Posts in Arts & culture
Words Worth Noting - July 21, 2025

“To grab yourself more thinking time, Alan Connor of BBC News Magazine advises: ‘The most common advice boils down to something that might seem obvious: Only work when you’re being paid to work. The rest of the day is yours to do with as you wish - and you may wish to devote it to thought. Obvious, perhaps, but not obvious enough that we do it: ... between 50 and 80 per cent of us skip an actual break for lunch, let alone using the hour for quiet contemplation. You might not have heard the unspeakable expression “eating al desko,” but if you’ve been in an office, you’ve probably witnessed the sorry spectacle of a workstation becoming a dining table for seven minutes and a hastily chomped panino.’”

“Social Studies” in Globe & Mail August 1, 2008

Words Worth Noting - July 20, 2025

“Despite these appearances the ancient faith was diseased at the bottom and at the top. The deification of the emperors revealed not how much the upper classes thought of their rulers, but how little they thought of their gods. Among educated men philosophy was whittling away belief even while patronizing it.... The rich youths who went to Athens, Alexandria, and Rhodes for higher education found no sustenance there for the Roman creed. Greek poets made fun of the Roman pantheon, and Roman poets leaped to imitate them. The problems of Ovid assumed that the gods were fables; the epigrams of Martial assumed that they were jokes; and no one seems to have complained.”

Will Durant Caesar and Christ

Words Worth Noting - July 13, 2025

“Gilbert’s history of man’s story [G.K. Chesterton's The Everlasting Man] has the life of Jesus as the focal point of the world, the ‘crisis of history.’ The development of the Roman Catholic Church is the guiding line throughout history, a guide by which we can judge progress and advancement. Science has no place here, other than as a by-product of the spiritual centre, and man is no more near perfection in 1920 then he was in 1290. There has always been a path to heaven, and a road to somewhere else.”
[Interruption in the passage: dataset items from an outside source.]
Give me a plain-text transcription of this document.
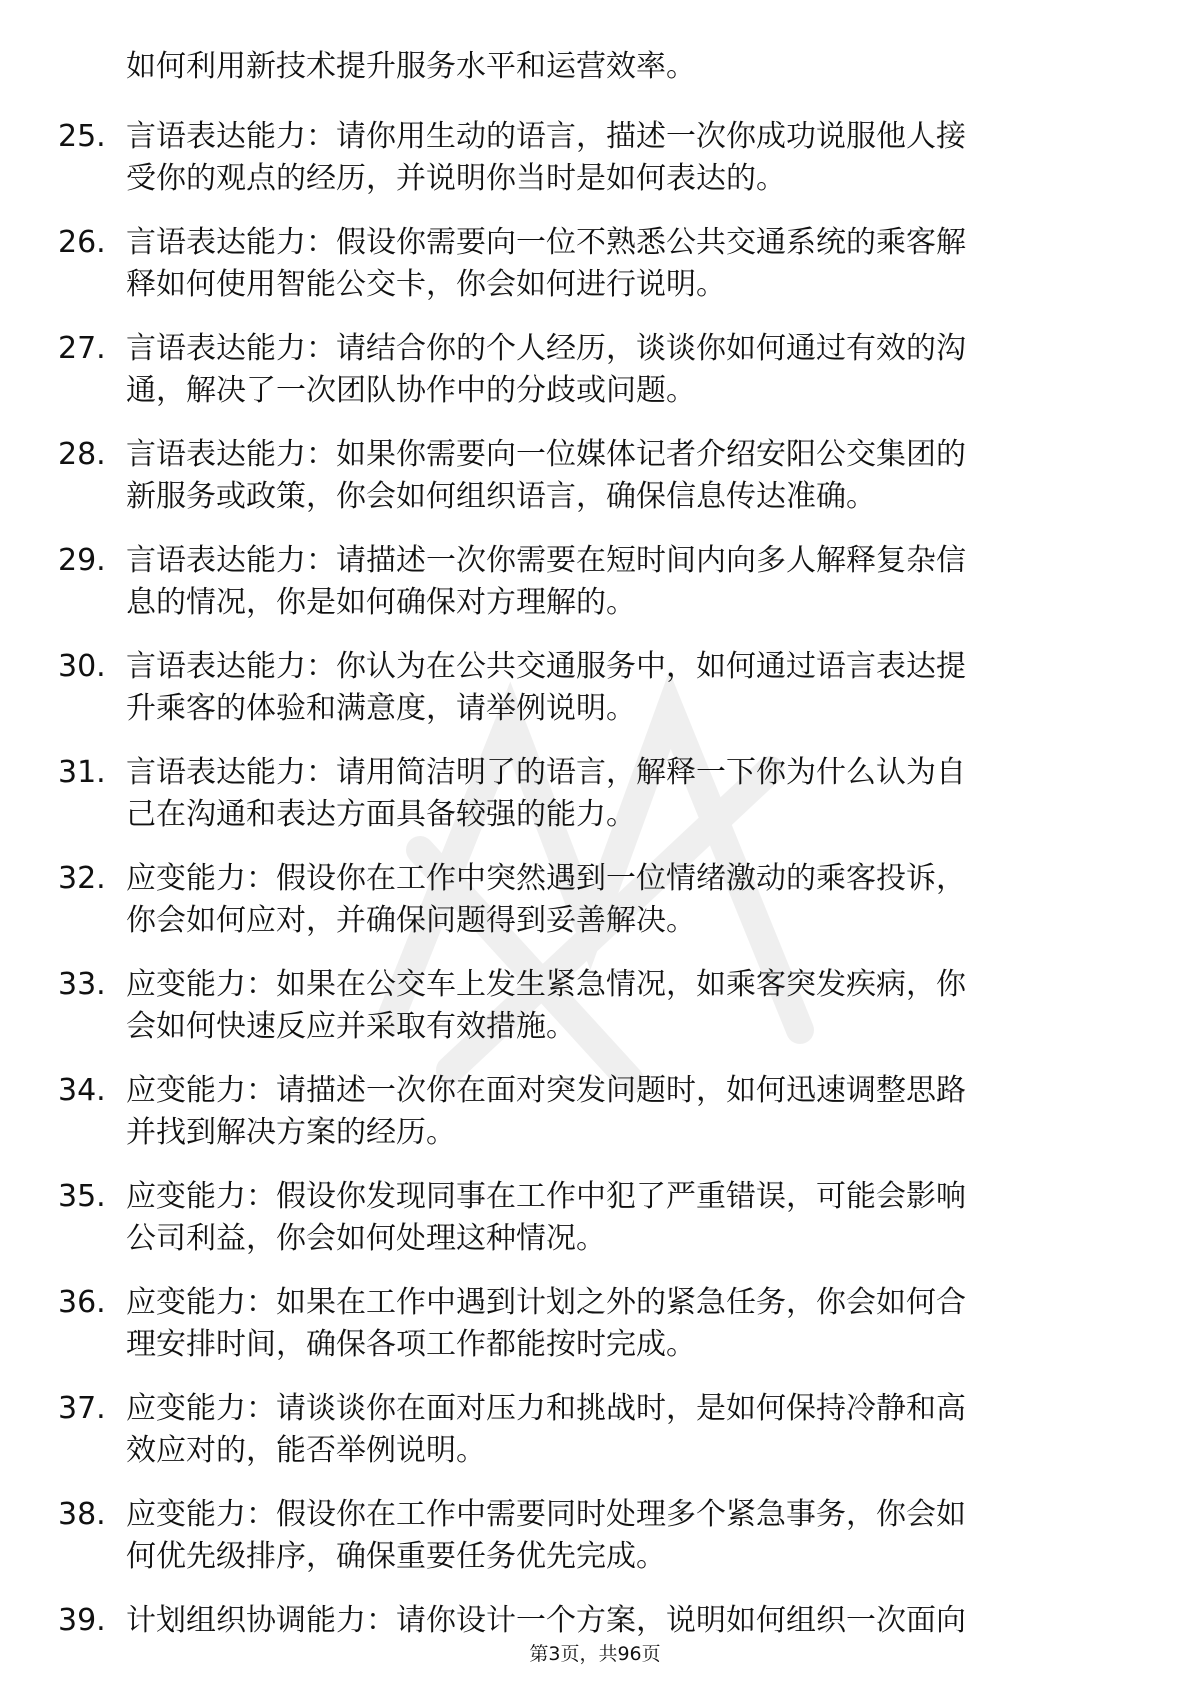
如何利用新技术提升服务水平和运营效率。
25. 言语表达能力：请你用生动的语言，描述一次你成功说服他人接
受你的观点的经历，并说明你当时是如何表达的。
26. 言语表达能力：假设你需要向一位不熟悉公共交通系统的乘客解
释如何使用智能公交卡，你会如何进行说明。
27. 言语表达能力：请结合你的个人经历，谈谈你如何通过有效的沟
通，解决了一次团队协作中的分歧或问题。
28. 言语表达能力：如果你需要向一位媒体记者介绍安阳公交集团的
新服务或政策，你会如何组织语言，确保信息传达准确。
29. 言语表达能力：请描述一次你需要在短时间内向多人解释复杂信
息的情况，你是如何确保对方理解的。
30. 言语表达能力：你认为在公共交通服务中，如何通过语言表达提
升乘客的体验和满意度，请举例说明。
31. 言语表达能力：请用简洁明了的语言，解释一下你为什么认为自
己在沟通和表达方面具备较强的能力。
32. 应变能力：假设你在工作中突然遇到一位情绪激动的乘客投诉，
你会如何应对，并确保问题得到妥善解决。
33. 应变能力：如果在公交车上发生紧急情况，如乘客突发疾病，你
会如何快速反应并采取有效措施。
34. 应变能力：请描述一次你在面对突发问题时，如何迅速调整思路
并找到解决方案的经历。
35. 应变能力：假设你发现同事在工作中犯了严重错误，可能会影响
公司利益，你会如何处理这种情况。
36. 应变能力：如果在工作中遇到计划之外的紧急任务，你会如何合
理安排时间，确保各项工作都能按时完成。
37. 应变能力：请谈谈你在面对压力和挑战时，是如何保持冷静和高
效应对的，能否举例说明。
38. 应变能力：假设你在工作中需要同时处理多个紧急事务，你会如
何优先级排序，确保重要任务优先完成。
39. 计划组织协调能力：请你设计一个方案，说明如何组织一次面向
第3页，共96页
Michael Coren Gilbert: The Man Who Was G.K. Chesterton

Words Worth Noting - July 10, 2025

In countries they invaded in World War I “the Germans generally insisted on the right to requisition and to demand docility from a population under occupation. They were not alone in this, but they were virtually alone in positing an extreme version of the argument – the idea of Kriegsverrat. According to this view, the disruption of the war effort by civilians in occupied territory is as treasonous as disruption by one’s own nationals. The German occupation of Belgium was consistent with this proposition, and while as a whole certainly not as monstrous as Allied propaganda made it out to be, the occupation policy was nevertheless draconic. If babies were not systematically snatched from mothers’ arms and smashed against brick walls, if nuns were not deliberately sought out for sodomy, rape, and slaughter, if old people were not made to crawl on all fours before being riddled with bullets, considerable numbers of hostages were shot, including women and children and octogenarians. Louvaine was razed, together with its library, founded in 1426, with its 280,000 volumes at its priceless collection of in incunabula and medieval manuscripts. Schrechlichkeit, or frightfulness, was pronounced official policy in the occupied areas, initially in Belgium and then in France in Russia. The term furor teutonicus was used by Germans with pride.”

Modris Eksteins Rites of Spring: The Great War and the Birth of the Modern Era

Words Worth Noting - July 9, 2025

“One of the great blows to stability has been the change in family life, from the first appearance of the teenager in the late 1930s, to Edmund Leach’s disturbing Reith lectures of 1967, which blamed the traditional family for most of society’s problems. There’s been a transformation in the way in which people arrange and furnish their houses, the sort of food they eat and where and how they eat it.”